On Saturday, Ecuadorean President Rafael Correa said he would "take a little time" before restoring diplomatic relations with Colombia. He added it would be "difficult to recover trust" in Colombia's government, but "we will converse and move forward."

But in Colombia, the death of Rios pushed aside these diplomatic worries as military officials proudly displayed his body wrapped in a white plastic sheet — with a small bullet hole in the middle of his forehead.

"The death of Ivan Rios, at the hands of one of his own fellow guerrillas, definitely has to represent the interior implosion" of the rebels, said Gen. Mario Montoya, the army's top commander.

Analysts say the deaths of Reyes and Rios, 46, represent a domestic triumph for Uribe well worth the fallout with Ecuador and Venezuela.

"These are very big victories" for Uribe, said Leon Valencia, a Colombian political analyst formerly with the now defunct M-19 leftist rebel group. "How he handled this sometimes doesn't fit with the politics of the rest of the Andean region, but they're still very big victories."

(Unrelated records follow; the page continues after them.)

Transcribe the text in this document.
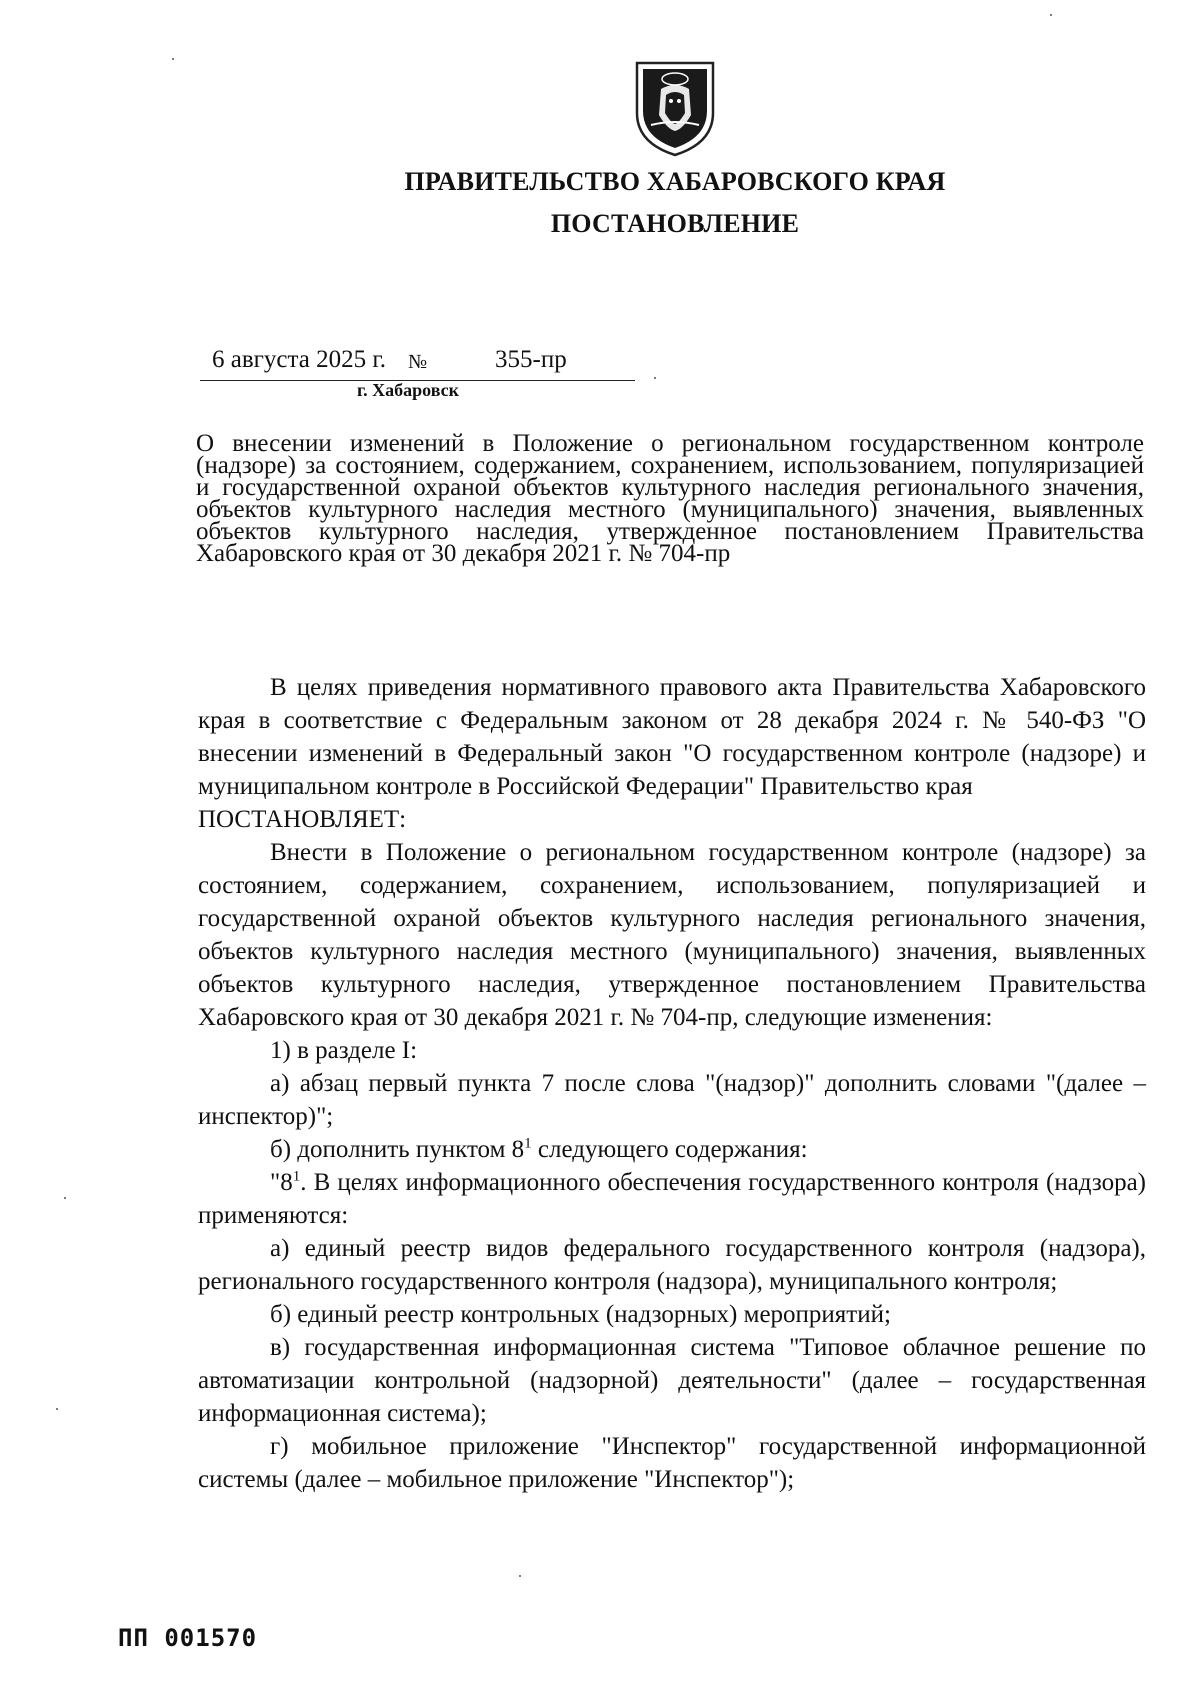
ПРАВИТЕЛЬСТВО ХАБАРОВСКОГО КРАЯ
ПОСТАНОВЛЕНИЕ
6 августа 2025 г. №	355-пр
г. Хабаровск
О внесении изменений в Положение о региональном государственном контроле (надзоре) за состоянием, содержанием, сохранением, использованием, популяризацией и государственной охраной объектов культурного наследия регионального значения, объектов культурного наследия местного (муниципального) значения, выявленных объектов культурного наследия, утвержденное постановлением Правительства Хабаровского края от 30 декабря 2021 г. № 704-пр

В целях приведения нормативного правового акта Правительства Хабаровского края в соответствие с Федеральным законом от 28 декабря 2024 г. № 540-ФЗ "О внесении изменений в Федеральный закон "О государственном контроле (надзоре) и муниципальном контроле в Российской Федерации" Правительство края

ПОСТАНОВЛЯЕТ:

Внести в Положение о региональном государственном контроле (надзоре) за состоянием, содержанием, сохранением, использованием, популяризацией и государственной охраной объектов культурного наследия регионального значения, объектов культурного наследия местного (муниципального) значения, выявленных объектов культурного наследия, утвержденное постановлением Правительства Хабаровского края от 30 декабря 2021 г. № 704-пр, следующие изменения:

1) в разделе I:

а) абзац первый пункта 7 после слова "(надзор)" дополнить словами "(далее – инспектор)";

б) дополнить пунктом $8^1$ следующего содержания:

"$8^1$. В целях информационного обеспечения государственного контроля (надзора) применяются:

а) единый реестр видов федерального государственного контроля (надзора), регионального государственного контроля (надзора), муниципального контроля;

б) единый реестр контрольных (надзорных) мероприятий;

в) государственная информационная система "Типовое облачное решение по автоматизации контрольной (надзорной) деятельности" (далее – государственная информационная система);

г) мобильное приложение "Инспектор" государственной информационной системы (далее – мобильное приложение "Инспектор");

ПП 001570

Rojas presented himself to Colombian troops on Thursday carrying Rios' right hand, laptop, passport and ID card.

After verifying Rios' identity by fingerprints, Colombian officials announced Rios' death Friday afternoon _ even as Uribe and Correa were stiffly shaking hands at the Santo Domingo summit, warily declaring their feud to be over.

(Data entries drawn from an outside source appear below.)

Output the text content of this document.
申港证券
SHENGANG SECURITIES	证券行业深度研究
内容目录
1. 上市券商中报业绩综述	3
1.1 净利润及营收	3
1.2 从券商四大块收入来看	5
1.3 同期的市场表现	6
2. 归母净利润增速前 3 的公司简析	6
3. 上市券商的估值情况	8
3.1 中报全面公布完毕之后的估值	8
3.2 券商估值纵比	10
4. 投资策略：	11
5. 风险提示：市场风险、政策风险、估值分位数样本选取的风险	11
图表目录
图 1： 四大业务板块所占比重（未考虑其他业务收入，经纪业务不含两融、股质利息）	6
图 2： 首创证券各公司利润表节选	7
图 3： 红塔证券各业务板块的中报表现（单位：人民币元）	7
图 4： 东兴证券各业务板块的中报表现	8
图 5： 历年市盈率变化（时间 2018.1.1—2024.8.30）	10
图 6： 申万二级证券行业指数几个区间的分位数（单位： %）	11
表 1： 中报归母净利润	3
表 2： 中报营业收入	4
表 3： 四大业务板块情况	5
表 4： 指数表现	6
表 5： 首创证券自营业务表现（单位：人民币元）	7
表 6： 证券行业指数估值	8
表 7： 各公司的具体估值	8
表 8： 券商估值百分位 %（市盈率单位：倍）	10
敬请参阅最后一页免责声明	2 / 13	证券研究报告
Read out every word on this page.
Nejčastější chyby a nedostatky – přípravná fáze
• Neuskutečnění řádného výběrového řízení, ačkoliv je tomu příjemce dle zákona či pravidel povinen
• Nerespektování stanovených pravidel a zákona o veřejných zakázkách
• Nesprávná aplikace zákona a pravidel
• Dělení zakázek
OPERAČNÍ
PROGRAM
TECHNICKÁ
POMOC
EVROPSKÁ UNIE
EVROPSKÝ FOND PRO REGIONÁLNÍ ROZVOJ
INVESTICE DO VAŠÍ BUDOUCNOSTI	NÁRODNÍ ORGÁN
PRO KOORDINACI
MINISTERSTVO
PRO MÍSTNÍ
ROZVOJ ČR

Rojas, who appears to be in his 40s and whose real name is Pedro Montoya, described how dwindling food supplies and relentless pursuit by troops prompted him to kill Rios and his girlfriend, known only as Andrea, before making his escape.

"We were out there 15 days, the food was getting scarce and the troops could have entered our area at any moment," he said Saturday.

The U.S. State Department had a bounty of $5 million for Rios' capture, although the agency's spokesman, Kurtis Cooper, had no comment on whether the reward would be paid in this case.

It was unclear whether Colombian officials would offer their own reward. But Gen. Montoya said Saturday the nation's defense ministry had "every intention" of paying Rojas, now in military custody.

Rios' face, ringed by a thin black beard, became known across Colombia when he represented the FARC in failed 2002 peace talks. Unlike the FARC's mostly peasant leadership, he was a former university student who engaged journalists and foreign envoys in political discussions.

In a 1999 interview with The Associated Press, Rios said he joined the insurgency as an economics student in Medellin in the 1980s to avoid being killed by right-wing death squads that had attacked other student activists. A report Saturday in the El Espectador newspaper said Rios was key to managing the FARC's finances, just as Reyes handled its foreign relations.

Colombian troops had launched an operation designed to capture Rios on Feb. 17 after receiving tips that he was in a mountainous area straddling the western Colombian provinces of Caldas and Antioquia. Troops engaged the guerrillas' outer security ring seven times before Rojas killed Rios, Defense Minister Juan Manuel Santos said Friday after Rojas turned himself in.